Injuries, physically demanding work, a sedentary lifestyle, unreasonably strenuous exercise, and poor breathing can also block oxygenation and nutrients. They all take their toll on your spine and overall health.
Any instance where your body becomes mistreated, misused, and maladjusted may become a physical stressor and interfere with innate processes that should lead to health.
- Chemical Stress
More subtle — but with an equal impact on chronic stress and its repercussions — are the countless environmental toxins we are exposed to daily.
Cleaning products, cosmetics, medications we take, and even the food and water we consume bombards your body with toxins that have an immediate, but also cumulative impact. This constant bombardment keeps your lungs, skin, and digestive tract on high alert, creating low-grade stress to the body.
Molly Miller at the University of California San Francisco discusses the “long, long list of chemicals we encounter every day in our homes, schools, workplaces, and communities. And scientists have barely scratched the surface of understanding them. Of the thousands and thousands of chemicals registered with the [Environmental Protection Agency] for use by industry, the agency has regulated only a few.”
- Emotional Stress
Stress can also dramatically impact mental and emotional health, manifesting as mood disturbances including anxiety, depression, and irritability. That stress can also impact your memory, concentration, sex drive, and much more.
We move through life at such a rapid pace, thriving on staying busy and multitasking.
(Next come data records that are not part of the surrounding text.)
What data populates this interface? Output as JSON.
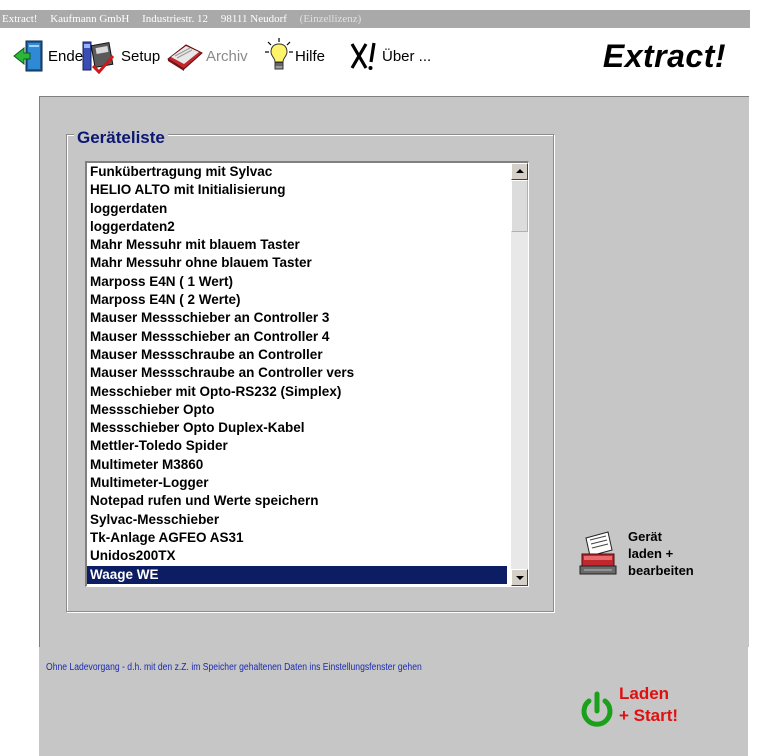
{
  "titlebar": {
    "app": "Extract!",
    "company": "Kaufmann GmbH",
    "street": "Industriestr. 12",
    "city": "98111 Neudorf",
    "license": "(Einzellizenz)"
  },
  "toolbar": {
    "exit_label": "Ende",
    "setup_label": "Setup",
    "archive_label": "Archiv",
    "help_label": "Hilfe",
    "about_label": "Über ...",
    "logo": "Extract!"
  },
  "device_list": {
    "title": "Geräteliste",
    "items": [
      "Funkübertragung mit Sylvac",
      "HELIO ALTO  mit Initialisierung",
      "loggerdaten",
      "loggerdaten2",
      "Mahr Messuhr mit blauem Taster",
      "Mahr Messuhr ohne blauem Taster",
      "Marposs E4N ( 1 Wert)",
      "Marposs E4N ( 2 Werte)",
      "Mauser Messschieber an Controller 3",
      "Mauser Messschieber an Controller 4",
      "Mauser Messschraube an Controller",
      "Mauser Messschraube an Controller vers",
      "Messchieber mit Opto-RS232 (Simplex)",
      "Messschieber Opto",
      "Messschieber Opto Duplex-Kabel",
      "Mettler-Toledo Spider",
      "Multimeter M3860",
      "Multimeter-Logger",
      "Notepad rufen und Werte speichern",
      "Sylvac-Messchieber",
      "Tk-Anlage AGFEO AS31",
      "Unidos200TX",
      "Waage WE"
    ],
    "selected": "Waage WE"
  },
  "load_edit_button": {
    "label": "Gerät\nladen +\nbearbeiten"
  },
  "status": {
    "text": "Ohne Ladevorgang - d.h. mit den z.Z. im Speicher gehaltenen Daten ins Einstellungsfenster gehen"
  },
  "start_button": {
    "label": "Laden\n+ Start!"
  },
  "colors": {
    "selection": "#0c1d63",
    "group_title": "#0c1770",
    "status_text": "#1a2bb0",
    "start_text": "#e01010",
    "power_icon": "#1aa01a"
  }
}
Juggling multiple tasks or “burning the midnight oil” to complete a work project takes its emotional toll on your spine.
Work-related stress can likewise lead to physical illness, psychological distress, and mental illness. That cumulative stress can create spinal interferences while knocking hormones like cortisol out of balance.
Reduce Stress Through Chiropractic Care
Although stress falls into specific categories, they all impact the body similarly. Managing stress becomes crucial to maintaining health and happiness, and chiropractic care provides an effective method for helping to manage stress.
One study among 12 men found numerous improvements, including lower stress levels and better quality of life, for those who implemented chiropractic care.
In fact, visiting a chiropractor is often the simplest change you can make to remove the interferences — in this case, constant stressors — that impact your health and happiness in so many ways.
While external actions matter, your body’s ability to respond and adapt to the environment matters more. From this perspective, chiropractic care identifies those interferences, reduces or removes them, and better enables the body harness its innate powers to heal on its own.
Chiropractors also focus on personalized patient care and can you help manage stress levels uniquely and provide you an individualized protocol that best suits you.
Chiropractors can design a dietary and lifestyle protocol that includes the right foods, exercise, relaxation techniques, and other strategies to reduce stress and allow your body to heal.
You can’t eliminate stress, but you can find strategies to better manage it and reduce its impact on your spine and overall health. Chiropractic care provides an excellent complementary approach to working with your healthcare practitioner and incorporating the right stress-management strategies.